Bezugszeitraum: 1. Jänner 1987 bis 31. Dezember 1987 (Art. XVI)

Artikel I. Der als Anlage I angeschlossene Bundesvoranschlag für das Finanzjahr 1987 wird nach Maßgabe der Bestimmungen dieses Bundesgesetzes bewilligt. Die Ausgaben und Einnahmen des Bundesvoranschlages ergeben folgende Schlußsummen:

mit ohne

Tilgung von Finanzschulden

Millionen Schilling

Ausgaben ...................... 509 829,844 473 363,885

Einnahmen ..................... 398 778,691 398 778,691

```

```

(Gesamtgebarungs-)

Abgang ...................... 111 051,153

Nettoabgang ................... 74 585,194

Dieser Gesamtgebarungsabgang vermindert sich um jene Beträge, die voraussichtlich während des Finanzjahres 1987 an Mehreinnahmen und Ausgabenersparungen anfallen und nicht für die Bedeckung von Überschreitungen gemäß § 41 Abs. 3 und 5 des Bundeshaushaltsgesetzes, BGBl. Nr. 213/1986, sowie Art. IV, V und VI oder zum Ausgleich von Mindereinnahmen herangezogen werden.

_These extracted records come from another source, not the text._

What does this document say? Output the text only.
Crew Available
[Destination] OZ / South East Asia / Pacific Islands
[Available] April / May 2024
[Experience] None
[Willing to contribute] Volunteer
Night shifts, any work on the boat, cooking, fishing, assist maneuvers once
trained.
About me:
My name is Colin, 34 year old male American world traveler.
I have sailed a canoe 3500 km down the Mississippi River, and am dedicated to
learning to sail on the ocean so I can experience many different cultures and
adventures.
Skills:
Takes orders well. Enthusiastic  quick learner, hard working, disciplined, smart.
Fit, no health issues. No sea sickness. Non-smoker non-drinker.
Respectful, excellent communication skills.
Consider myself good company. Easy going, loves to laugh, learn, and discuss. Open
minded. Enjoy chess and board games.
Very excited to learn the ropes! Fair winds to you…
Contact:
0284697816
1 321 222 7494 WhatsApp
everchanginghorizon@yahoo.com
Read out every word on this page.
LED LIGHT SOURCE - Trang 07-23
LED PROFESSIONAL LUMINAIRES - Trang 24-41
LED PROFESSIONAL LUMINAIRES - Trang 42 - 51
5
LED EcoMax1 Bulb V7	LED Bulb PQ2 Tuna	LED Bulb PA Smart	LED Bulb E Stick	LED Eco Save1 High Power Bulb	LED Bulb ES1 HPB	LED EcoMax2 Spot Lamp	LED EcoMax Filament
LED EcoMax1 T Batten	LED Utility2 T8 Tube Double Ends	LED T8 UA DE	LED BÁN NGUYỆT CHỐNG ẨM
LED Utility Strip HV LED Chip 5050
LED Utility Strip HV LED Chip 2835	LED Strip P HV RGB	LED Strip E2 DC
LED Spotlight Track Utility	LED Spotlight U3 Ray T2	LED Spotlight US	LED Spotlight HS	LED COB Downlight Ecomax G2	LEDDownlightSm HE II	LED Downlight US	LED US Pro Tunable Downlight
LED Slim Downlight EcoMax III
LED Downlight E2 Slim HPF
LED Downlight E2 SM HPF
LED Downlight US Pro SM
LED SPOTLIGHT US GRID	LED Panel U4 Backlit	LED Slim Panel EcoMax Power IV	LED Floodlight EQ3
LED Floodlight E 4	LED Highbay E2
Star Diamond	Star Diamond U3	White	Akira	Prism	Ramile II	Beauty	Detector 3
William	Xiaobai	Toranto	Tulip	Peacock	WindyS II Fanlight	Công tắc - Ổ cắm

Bezugszeitraum: 1. Jänner 1987 bis 31. Dezember 1987 (Art. XVI)

Artikel II. Der Bundesminister für Finanzen ist ermächtigt, bis zu der sich aus Art. I ergebenden Höhe des Gesamtgebarungsabganges Kreditoperationen durchzuführen und die Einnahmen aus diesen Kreditoperationen zur Bedeckung des Gesamtgebarungsabganges heranzuziehen; der Höchstbetrag, bis zu dem diese Ermächtigung ausgeübt werden kann, vermindert sich um jene Beträge, in deren Höhe Kredite gemäß Übereinkommen mit der Oesterreichischen Nationalbank nach dem Bundesgesetz betreffend auf Schilling lautende Beitragsleistungen der Republik Österreich bei internationalen Finanzinstitutionen, BGBl. Nr. 466/1985, aufgenommen werden und erhöht sich um jene Beträge, die sich aus der Ausnützung der Ermächtigungen gemäß Art. III Abs. 1, 2, 3, 4 und 5 ergeben.

Bezugszeitraum: 1. Jänner 1987 bis 31. Dezember 1987 (Art. XVI)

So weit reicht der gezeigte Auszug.